The drop represents a -7.0 percent decline – or about $53,400 –  since the peak value recorded in April 2022. Research director at CoreLogic, Tim Lawless, said the Sydney and Melbourne markets are leading the way, with the capital cities experiencing the most significant falls. But it’s not all bad news for homeowners.

“Three months ago, Sydney housing values were falling at the monthly rate of -2.3 percent,” he said. “That has now reduced by a full percentage point to a decline of -1.3 percent in November.  In July, Melbourne home values were down -1.5 percent over the month, with the monthly decline almost halving last month to -0.8%.”

The rate of decline has also slowed in the smaller capitals, he said.  

“Potentially we are seeing the initial uncertainty around buying in a higher interest rate environment wearing off, while persistently low advertised stock levels have likely contributed to this trend towards smaller value falls,” Mr Lawless said. “However, it’s fair to say housing risk remains skewed to the downside while interest rates are still rising and household balance sheets become more thinly stretched.” 

The RBA has raised the cash rate from 0.10 in April  to 2.85 in November. The board is due to meet again next week, with most experts still predicting a further increase in the cash rate of 25 basis points despite the fall in house values.

Mr Lawless said if interest rates continue to increase, there is potential for declines to ‘reaccelerate’.

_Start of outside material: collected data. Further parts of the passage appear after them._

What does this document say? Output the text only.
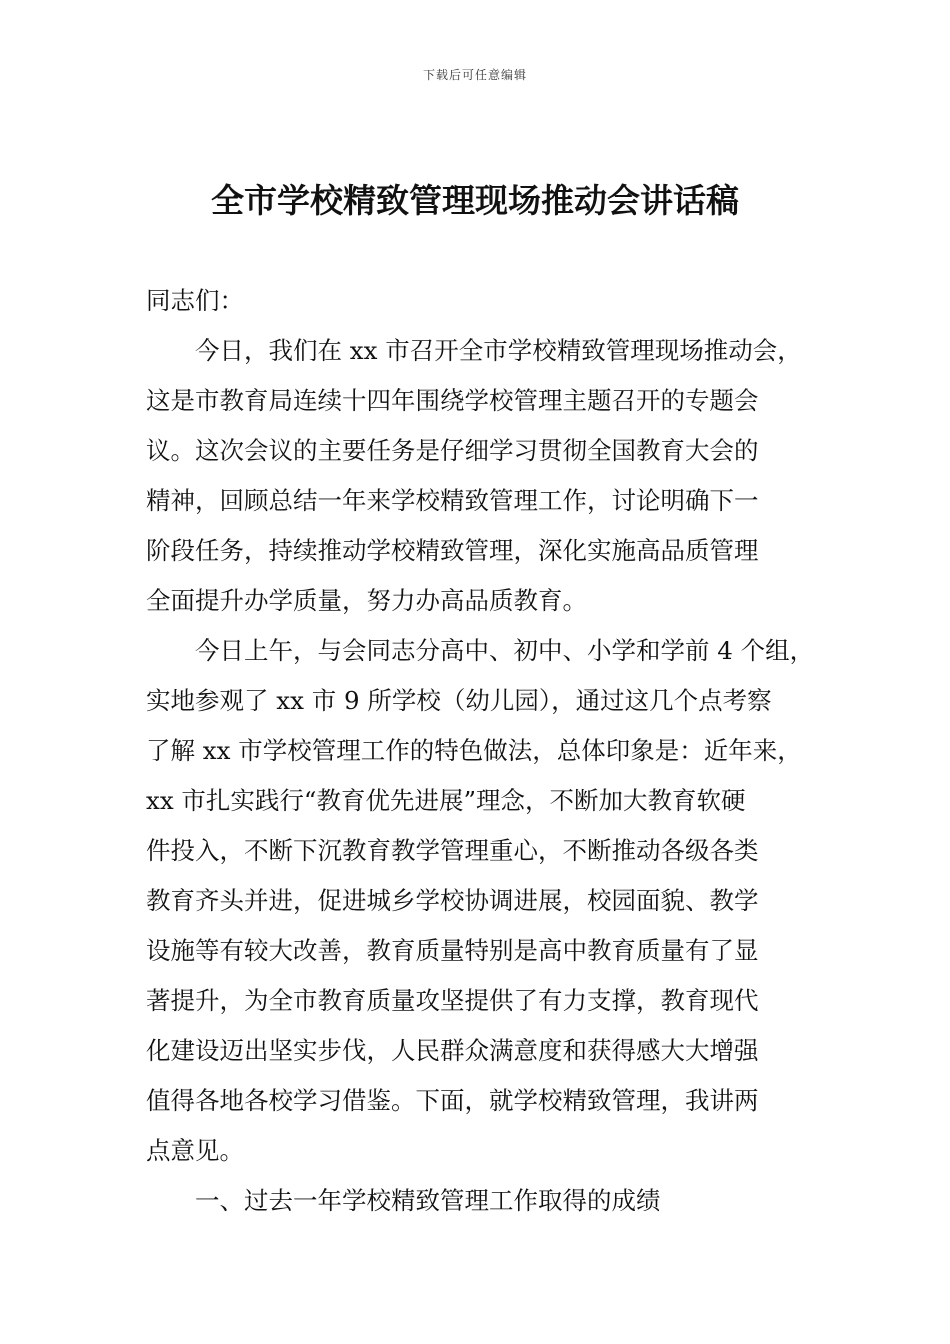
下载后可任意编辑
全市学校精致管理现场推动会讲话稿
同志们：
今日，我们在 xx 市召开全市学校精致管理现场推动会，
这是市教育局连续十四年围绕学校管理主题召开的专题会
议。这次会议的主要任务是仔细学习贯彻全国教育大会的
精神，回顾总结一年来学校精致管理工作，讨论明确下一
阶段任务，持续推动学校精致管理，深化实施高品质管理
全面提升办学质量，努力办高品质教育。
今日上午，与会同志分高中、初中、小学和学前 4 个组，
实地参观了 xx 市 9 所学校（幼儿园），通过这几个点考察
了解 xx 市学校管理工作的特色做法，总体印象是：近年来，
xx 市扎实践行“教育优先进展”理念，不断加大教育软硬
件投入，不断下沉教育教学管理重心，不断推动各级各类
教育齐头并进，促进城乡学校协调进展，校园面貌、教学
设施等有较大改善，教育质量特别是高中教育质量有了显
著提升，为全市教育质量攻坚提供了有力支撑，教育现代
化建设迈出坚实步伐，人民群众满意度和获得感大大增强
值得各地各校学习借鉴。下面，就学校精致管理，我讲两
点意见。
一、过去一年学校精致管理工作取得的成绩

“Next year will be a particular test of serviceability and housing market stability, as the record-low fixed rate terms secured in 2021 start to expire,” Mr Lawless said.

Statistics released by the Australian Bureau of Statistics this week also reveal a slowdown in the rate of inflation last month, as higher mortgage repayments and cost of living pressures bite into household budgets.

However, ABS data reveals ongoing labour shortages and high levels of construction continues to fuel higher prices for new housing, although the rate of price growth eased in September and October.